2. It has unresolved and awkward lines

When a design is this simplified, any details that don't mesh perfectly stand out. One example is the intersection of the front bumper, fender flares and the panel that would house a grille if it were an internal combustion car. It even looks like the fender flare was given a quick hack at the end to get it to fit on the truck. It's a busy corner, with several lines all intersecting seemingly more by chance than on purpose.

Another incongruous area is the greenhouse. The front and rear windows are almost perfectly flush with the steel. So seeing the side windows sunken into the doors is jarring. Obviously the windows have to be able to roll down, but most modern cars have windows that are within millimeters, not inches, of the edges of the pillars. If, for some reason, it's not possible to bring the glass out farther, Tesla could potentially make the angle from the window to the sheetmetal less abrupt. The fender flares similarly seem to jut out from the body and look thin. This doesn't fit with the chunky, faceted design. Having a wider angle from the metal to the plastic would help them look less tacked-on.

3. It's impractical

A truck's utility is its purpose for existing, even nowadays when many trucks don't haul much more than a family sedan could. And though Tesla's fastback bed is striking, there are reasons most trucks have a simple rectangular bed, and one that's separate from the cab rather than part of a unibody. That basic shape allows for relatively easy access to the bed at any point around the sides. When loading cargo in the front of the bed, you shouldn't need to climb a ladder or to jump up into the bed to reach it. The simple shape is also very accommodating of all variety of accessories such as toolboxes, utility racks, truck caps and more.
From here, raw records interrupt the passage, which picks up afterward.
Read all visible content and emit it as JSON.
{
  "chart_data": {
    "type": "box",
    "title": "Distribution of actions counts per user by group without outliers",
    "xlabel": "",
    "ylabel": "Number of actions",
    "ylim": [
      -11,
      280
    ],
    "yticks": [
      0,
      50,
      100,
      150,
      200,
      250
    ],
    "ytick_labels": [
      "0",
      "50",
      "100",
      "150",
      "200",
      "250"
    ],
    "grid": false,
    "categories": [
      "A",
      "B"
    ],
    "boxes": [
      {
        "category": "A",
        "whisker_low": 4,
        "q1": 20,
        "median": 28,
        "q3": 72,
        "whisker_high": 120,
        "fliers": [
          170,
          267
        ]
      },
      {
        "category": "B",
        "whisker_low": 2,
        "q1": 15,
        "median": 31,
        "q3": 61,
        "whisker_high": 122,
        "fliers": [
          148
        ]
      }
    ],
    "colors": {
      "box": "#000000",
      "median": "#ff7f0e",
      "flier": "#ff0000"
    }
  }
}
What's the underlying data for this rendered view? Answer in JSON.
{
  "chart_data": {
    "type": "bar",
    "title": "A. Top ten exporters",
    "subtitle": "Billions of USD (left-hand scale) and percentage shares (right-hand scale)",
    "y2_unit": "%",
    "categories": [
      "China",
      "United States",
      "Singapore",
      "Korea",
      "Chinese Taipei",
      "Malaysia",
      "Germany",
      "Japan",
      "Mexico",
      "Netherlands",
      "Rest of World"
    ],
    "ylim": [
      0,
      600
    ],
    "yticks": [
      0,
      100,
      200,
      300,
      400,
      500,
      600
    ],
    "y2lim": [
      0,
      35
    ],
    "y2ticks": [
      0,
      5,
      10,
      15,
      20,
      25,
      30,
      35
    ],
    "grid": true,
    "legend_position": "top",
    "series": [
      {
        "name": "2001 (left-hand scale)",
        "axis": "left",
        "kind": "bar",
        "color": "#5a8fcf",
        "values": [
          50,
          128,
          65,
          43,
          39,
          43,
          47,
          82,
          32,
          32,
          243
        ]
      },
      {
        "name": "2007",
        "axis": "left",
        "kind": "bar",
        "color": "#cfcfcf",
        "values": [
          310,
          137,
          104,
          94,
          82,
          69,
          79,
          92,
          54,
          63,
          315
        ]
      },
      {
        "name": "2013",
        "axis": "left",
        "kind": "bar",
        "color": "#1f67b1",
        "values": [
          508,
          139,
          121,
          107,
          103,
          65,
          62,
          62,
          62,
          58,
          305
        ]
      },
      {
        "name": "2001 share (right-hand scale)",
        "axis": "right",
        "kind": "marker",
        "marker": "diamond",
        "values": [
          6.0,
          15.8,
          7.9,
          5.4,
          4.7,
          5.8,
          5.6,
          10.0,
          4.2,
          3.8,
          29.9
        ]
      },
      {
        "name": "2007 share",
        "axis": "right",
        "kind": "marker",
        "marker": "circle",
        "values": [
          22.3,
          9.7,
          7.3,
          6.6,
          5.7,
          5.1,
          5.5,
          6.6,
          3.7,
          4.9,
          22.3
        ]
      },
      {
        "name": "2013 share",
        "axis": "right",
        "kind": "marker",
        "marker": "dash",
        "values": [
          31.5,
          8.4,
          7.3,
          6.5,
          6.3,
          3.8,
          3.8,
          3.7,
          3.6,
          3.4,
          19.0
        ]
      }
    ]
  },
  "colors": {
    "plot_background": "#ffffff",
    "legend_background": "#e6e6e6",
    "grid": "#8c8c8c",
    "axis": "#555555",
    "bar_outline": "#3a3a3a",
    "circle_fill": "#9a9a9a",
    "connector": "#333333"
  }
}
Certainly there's some variation that aftermarket companies have to adjust to, but it's simpler to make something a little wider or taller than figuring something out for a different shape altogether. And having a separate bed allows for easy upfitting with unique sections such as utility boxes or even ambulance or bus sections. I don't doubt that some amount of accessories will be available for the Tesla Cybertruck, Tesla even showcased concept accessories. But the shape does limit aftermarket opportunities, and the Cybertruck almost certainly won't make inroads with commercial buyers or people who use their trucks for traditional work. As Paul Galloway of the Museum of Modern Art says in the article that accompanies this one, “Farmers don't need a ‘nearly impenetrable exoskeleton’ or ‘armor glass.’" What they need is plain old usability.

Credit where it's due

Even though the Cybertruck has issues, I have come to appreciate it more. In particular, it's fun to see the extreme lines and angles of old supercars adapted to what could become a mass-market vehicle. It does have some clever functional details, too, particularly the ramp tailgate. We haven't seen anything like that since the Chevy Corvair rampside pickup of the 1960s. Basically, the Cybertruck is a solid starting point. With refinement, it could become a significant piece of automotive design — and because the truck as presented was missing key production details such as windshield wipers, side mirrors and corner reflectors, Tesla is surely refining it at this very moment.